Gartner-Analysten stellen zehn Dinge vor, die Einzelhändler über Online-Netzwerke wissen sollten und wie sie sich engagieren können
Laut dem IT-Marktforschungs- und Beratungsunternehmen Gartner müssen Einzelhändler sich angesichts der rasant steigenden Nutzerzahlen in Online-Netzwerken engagieren, wenn sie diese Zielgruppen erreichen wollen. Zwar haben bislang eher ausschließlich jüngere Gesellschaftsschichten sich in Social Networks engagiert, es lässt sich jedoch allmählich eine Öffnung hin zu breiteren Bevölkerungsgruppen erkennen, die auch für Einzelhändler wichtig sind, so zum Beispiel Karrierenetzwerke, Shopping-Netzwerke und Arbeitnehmergruppen.
Laut Gartner-Analyst Hung LeHong kann das Engagement des Einzelhandels von der eigenen Social Community zur Feedbackerfassung über die Erstellung einer Marketing-Präsenz in großen Online-Netzwerken bis hin zur einfachen Beobachtung der Diskussionen über die eigene Marke reichen.
Zehn Dinge, die Einzelhändler über soziale Netzwerke wissen sollten, finden Sie in untenstehendem Originaltext.
Stamford, Conn., May 1, 2008 — With the increased consumer traffic that social networks are generating on the internet, retailers must have a position on social networks, according to Gartner, Inc. Although social networks have tended to centre on younger demographic groups, they are expanding into wider groups that matter to a broader base of retailers such as career-based social networks, shopping-based social networks, and employee groups.
“Until recently, retailers considered social networks relevant only for the youth market, meaning that many have largely ignored them,” said Hung LeHong, research vice president at Gartner. “However, as social networks expand to embrace ever-wider demographic groups, retailers need to ensure that they have a position on them.”
Mr. LeHong said that these positions can range from creating their own social community to gather feedback, to creating a marketing presence on large social networks, or to simply observing how brands are discussed and perceived. Gartner has created a list of the top ten things retailers should know about social networks and what action to take.
1.There are Social Sites, and Then There are Social Platforms
Social sites can include features such as discussion forums and consumer reviews. A social platform is a large public site that enables users to do the same things as on a social site, but also creates a platform that encourages and eases the development of applications, widgets and mashups. What a retailer is capable of doing on a social network will be determined by the platform's capabilities. Whether a retailer requires a social site, platform or both depends on where the target market resides and which social vehicles are required.
2.Social Network Sites Go Way Beyond MySpace and Facebook But Reconsolidation Has Started
Gartner estimates that an individual is able to participate in one to three social networks in any meaningful way. Because there are only so many social networks to participate in, consumers are starting to shift to the large centres of gravity (for example, MySpace and Facebook in North America).

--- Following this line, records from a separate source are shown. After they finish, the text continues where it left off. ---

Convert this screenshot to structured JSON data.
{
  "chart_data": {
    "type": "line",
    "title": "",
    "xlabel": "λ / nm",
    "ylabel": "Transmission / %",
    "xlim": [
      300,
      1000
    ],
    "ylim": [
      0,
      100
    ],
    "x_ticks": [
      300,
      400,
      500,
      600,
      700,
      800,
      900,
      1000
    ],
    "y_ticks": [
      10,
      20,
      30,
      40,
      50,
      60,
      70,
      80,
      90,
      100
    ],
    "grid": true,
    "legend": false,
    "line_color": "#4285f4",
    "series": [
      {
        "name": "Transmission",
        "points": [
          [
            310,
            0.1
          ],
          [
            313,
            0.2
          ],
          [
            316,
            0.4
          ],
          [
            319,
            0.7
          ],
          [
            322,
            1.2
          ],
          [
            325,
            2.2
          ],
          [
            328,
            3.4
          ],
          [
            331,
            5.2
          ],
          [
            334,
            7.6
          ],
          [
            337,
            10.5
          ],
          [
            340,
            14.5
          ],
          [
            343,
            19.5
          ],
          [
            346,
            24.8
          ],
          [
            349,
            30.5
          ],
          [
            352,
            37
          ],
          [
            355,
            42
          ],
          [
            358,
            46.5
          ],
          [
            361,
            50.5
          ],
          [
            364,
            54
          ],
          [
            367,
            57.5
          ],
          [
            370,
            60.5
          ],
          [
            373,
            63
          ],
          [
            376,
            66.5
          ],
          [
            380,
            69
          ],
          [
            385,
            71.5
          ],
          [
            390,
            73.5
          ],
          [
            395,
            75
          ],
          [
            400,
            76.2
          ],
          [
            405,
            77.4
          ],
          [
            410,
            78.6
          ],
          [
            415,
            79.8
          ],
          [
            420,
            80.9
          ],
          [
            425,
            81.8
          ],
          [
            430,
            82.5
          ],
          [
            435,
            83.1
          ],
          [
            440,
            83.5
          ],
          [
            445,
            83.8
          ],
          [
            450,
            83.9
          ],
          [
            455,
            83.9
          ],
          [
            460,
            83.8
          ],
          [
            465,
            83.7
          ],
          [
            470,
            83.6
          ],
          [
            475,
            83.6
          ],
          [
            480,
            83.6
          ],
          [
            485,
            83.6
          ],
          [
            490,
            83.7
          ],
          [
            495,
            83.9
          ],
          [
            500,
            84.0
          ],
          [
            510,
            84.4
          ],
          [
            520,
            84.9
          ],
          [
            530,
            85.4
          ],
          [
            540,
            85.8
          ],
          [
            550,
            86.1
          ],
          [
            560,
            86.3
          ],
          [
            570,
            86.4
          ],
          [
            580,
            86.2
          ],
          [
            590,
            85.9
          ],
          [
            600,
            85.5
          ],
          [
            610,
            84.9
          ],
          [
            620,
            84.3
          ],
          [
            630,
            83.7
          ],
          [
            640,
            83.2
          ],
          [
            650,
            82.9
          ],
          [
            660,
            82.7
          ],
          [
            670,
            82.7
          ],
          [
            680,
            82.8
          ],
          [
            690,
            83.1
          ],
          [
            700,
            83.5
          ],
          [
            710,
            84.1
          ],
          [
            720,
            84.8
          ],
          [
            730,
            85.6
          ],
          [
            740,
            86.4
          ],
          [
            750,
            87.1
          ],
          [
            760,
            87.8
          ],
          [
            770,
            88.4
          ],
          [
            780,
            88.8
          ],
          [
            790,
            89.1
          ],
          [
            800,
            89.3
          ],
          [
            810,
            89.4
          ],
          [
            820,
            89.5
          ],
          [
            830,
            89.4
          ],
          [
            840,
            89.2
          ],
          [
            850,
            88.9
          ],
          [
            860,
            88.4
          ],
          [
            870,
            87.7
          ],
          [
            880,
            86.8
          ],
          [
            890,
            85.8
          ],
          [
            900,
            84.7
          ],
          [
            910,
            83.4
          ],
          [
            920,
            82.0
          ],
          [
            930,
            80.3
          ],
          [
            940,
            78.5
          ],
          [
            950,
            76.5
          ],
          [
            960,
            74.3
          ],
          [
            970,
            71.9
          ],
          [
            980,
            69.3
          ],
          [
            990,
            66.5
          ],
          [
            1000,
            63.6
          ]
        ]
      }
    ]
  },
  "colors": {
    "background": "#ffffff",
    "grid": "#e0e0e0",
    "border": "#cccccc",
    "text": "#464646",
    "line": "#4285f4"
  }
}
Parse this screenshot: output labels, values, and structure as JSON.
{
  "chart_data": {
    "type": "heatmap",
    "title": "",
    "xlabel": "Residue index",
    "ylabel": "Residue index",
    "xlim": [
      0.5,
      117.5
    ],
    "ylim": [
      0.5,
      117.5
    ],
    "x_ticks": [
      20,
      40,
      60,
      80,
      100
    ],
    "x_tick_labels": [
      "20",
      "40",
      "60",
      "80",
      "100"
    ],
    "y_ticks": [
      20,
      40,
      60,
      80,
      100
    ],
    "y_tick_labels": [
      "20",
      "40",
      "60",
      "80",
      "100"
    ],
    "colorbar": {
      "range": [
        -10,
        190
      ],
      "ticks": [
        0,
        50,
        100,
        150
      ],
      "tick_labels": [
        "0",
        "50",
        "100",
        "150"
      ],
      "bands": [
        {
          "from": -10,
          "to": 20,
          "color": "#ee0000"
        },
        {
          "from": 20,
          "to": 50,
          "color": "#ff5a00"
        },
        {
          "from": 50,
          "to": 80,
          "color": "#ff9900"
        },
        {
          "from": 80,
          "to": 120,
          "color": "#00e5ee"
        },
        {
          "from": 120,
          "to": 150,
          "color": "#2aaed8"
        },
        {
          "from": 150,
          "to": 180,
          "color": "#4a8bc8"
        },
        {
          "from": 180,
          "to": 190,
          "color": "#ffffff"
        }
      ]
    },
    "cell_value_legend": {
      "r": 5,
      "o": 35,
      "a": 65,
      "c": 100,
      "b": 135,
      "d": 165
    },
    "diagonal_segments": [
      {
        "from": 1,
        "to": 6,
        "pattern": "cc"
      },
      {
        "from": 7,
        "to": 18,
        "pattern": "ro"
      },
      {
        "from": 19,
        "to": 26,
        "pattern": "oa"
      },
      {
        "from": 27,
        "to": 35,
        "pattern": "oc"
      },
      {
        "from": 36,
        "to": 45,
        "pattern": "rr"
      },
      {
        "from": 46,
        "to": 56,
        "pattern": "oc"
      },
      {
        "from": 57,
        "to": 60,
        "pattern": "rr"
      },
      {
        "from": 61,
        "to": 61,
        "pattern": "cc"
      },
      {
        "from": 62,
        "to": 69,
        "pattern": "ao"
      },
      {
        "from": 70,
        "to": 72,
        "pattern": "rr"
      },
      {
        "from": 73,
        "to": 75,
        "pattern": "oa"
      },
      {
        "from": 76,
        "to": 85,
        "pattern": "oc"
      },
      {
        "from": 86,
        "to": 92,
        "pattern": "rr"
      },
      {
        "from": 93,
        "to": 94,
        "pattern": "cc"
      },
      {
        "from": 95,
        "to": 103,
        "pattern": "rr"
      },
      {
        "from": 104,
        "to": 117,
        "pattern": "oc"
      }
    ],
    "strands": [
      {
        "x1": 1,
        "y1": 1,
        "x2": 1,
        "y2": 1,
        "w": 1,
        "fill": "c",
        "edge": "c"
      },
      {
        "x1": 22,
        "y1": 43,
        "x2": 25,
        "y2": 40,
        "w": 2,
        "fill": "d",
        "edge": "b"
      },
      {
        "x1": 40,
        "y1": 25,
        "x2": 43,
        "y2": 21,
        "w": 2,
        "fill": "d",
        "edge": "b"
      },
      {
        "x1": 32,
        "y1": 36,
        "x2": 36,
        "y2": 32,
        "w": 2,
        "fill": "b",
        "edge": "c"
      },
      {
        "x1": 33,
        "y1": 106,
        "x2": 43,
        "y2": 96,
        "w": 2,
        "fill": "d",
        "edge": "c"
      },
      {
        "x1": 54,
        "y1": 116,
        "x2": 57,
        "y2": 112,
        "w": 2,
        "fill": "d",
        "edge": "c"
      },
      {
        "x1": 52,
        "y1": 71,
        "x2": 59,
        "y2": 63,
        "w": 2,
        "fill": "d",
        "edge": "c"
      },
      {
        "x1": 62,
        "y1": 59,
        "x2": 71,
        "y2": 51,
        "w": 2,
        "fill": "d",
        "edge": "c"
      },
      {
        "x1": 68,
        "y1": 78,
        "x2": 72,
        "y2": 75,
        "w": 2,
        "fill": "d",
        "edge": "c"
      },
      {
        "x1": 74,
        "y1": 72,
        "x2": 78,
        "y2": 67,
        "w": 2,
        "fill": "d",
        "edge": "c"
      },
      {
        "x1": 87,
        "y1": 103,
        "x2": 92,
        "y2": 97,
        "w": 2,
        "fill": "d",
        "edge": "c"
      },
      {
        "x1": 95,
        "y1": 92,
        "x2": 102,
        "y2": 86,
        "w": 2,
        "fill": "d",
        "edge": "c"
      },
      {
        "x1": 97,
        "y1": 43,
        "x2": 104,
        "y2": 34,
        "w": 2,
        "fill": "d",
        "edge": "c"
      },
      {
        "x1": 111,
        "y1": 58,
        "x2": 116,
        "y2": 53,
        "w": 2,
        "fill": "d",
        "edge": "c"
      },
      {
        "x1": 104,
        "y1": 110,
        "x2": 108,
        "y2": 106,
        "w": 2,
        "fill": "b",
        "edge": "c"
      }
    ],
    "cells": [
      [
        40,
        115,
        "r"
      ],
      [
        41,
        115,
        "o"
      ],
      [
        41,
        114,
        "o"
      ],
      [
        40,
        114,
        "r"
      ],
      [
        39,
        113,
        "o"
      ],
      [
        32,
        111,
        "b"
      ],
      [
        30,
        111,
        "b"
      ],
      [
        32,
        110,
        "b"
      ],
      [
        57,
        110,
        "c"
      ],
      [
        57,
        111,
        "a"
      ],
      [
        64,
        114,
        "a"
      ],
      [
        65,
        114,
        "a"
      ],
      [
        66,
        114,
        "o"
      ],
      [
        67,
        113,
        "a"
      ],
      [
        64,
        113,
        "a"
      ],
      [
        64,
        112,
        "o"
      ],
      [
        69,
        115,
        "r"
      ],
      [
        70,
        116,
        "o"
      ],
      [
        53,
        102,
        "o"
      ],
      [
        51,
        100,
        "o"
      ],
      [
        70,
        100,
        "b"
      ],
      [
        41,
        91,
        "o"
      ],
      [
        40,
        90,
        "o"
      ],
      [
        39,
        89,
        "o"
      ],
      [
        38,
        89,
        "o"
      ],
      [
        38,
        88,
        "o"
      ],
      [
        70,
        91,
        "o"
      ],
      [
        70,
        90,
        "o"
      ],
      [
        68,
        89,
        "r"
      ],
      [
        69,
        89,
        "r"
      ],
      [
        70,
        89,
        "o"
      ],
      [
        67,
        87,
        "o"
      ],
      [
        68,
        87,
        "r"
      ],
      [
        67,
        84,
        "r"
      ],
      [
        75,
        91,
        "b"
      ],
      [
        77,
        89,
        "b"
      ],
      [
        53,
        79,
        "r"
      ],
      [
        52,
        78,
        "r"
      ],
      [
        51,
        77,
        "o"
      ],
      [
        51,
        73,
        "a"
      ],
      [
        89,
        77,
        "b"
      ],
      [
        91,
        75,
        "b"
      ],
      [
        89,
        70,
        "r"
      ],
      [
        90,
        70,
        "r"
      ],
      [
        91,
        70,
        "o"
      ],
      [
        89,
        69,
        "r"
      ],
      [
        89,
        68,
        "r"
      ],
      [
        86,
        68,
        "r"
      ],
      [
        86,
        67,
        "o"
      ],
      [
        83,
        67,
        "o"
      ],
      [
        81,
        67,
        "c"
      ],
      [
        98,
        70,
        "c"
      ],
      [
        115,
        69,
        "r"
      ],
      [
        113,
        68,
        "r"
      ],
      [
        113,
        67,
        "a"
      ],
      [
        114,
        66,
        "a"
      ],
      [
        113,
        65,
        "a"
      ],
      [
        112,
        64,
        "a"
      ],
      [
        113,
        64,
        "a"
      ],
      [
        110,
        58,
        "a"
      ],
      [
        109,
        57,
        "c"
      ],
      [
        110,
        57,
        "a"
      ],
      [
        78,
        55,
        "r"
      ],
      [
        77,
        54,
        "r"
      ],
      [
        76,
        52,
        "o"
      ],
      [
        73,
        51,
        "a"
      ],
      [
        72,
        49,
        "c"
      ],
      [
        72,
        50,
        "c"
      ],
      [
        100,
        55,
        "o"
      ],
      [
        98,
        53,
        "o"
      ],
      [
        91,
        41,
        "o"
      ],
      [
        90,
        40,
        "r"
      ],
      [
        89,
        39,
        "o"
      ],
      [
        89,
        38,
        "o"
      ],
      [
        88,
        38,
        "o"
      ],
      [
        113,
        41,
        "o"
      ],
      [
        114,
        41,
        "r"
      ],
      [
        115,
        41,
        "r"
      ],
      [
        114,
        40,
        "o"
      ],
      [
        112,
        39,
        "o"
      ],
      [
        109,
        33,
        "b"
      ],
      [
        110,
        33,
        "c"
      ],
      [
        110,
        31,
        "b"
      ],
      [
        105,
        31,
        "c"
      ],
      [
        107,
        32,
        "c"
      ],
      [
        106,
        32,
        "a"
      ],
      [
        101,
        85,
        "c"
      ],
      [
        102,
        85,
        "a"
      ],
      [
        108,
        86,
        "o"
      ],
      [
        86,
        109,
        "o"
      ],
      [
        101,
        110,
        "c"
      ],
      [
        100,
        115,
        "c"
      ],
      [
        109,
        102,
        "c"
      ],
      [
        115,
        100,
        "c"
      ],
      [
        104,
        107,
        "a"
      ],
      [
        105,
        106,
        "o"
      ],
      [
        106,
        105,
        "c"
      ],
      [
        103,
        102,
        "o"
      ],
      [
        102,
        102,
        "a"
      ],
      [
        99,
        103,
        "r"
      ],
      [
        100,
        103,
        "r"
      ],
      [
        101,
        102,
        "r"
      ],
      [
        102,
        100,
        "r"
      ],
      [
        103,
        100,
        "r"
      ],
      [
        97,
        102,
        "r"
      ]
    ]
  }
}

Analysts believe that the social network market has not yet settled, so retailers should be cautious with their investments on any one social network.
3.Social Networks Are Rich in Word-of-Mouth Discussions About Retailers and Products
Retailers should view social networks as a lead-generation channel just as they would search engines, review sites, and price comparison sites. Lead-generation vehicles range from banners, to search term bidding, to application programming interfaces (APIs) that enable social networks to access the retailers’ consumers.
4.Social Graphs Make Word-of-Mouth Relationships Known and Usable
Social graphs describe how friends are formally linked to each other on a social network. Word of mouth is effectively amplified by making social graphs usable by friends and business entities on a social network. To benefit from social graphs, Gartner says that retailers must first understand how each of the major social networks will allow them to leverage their graphs, then decide what to do with that access. For example, analysis of social graphs can be useful in discovering how consumer groups are linked together.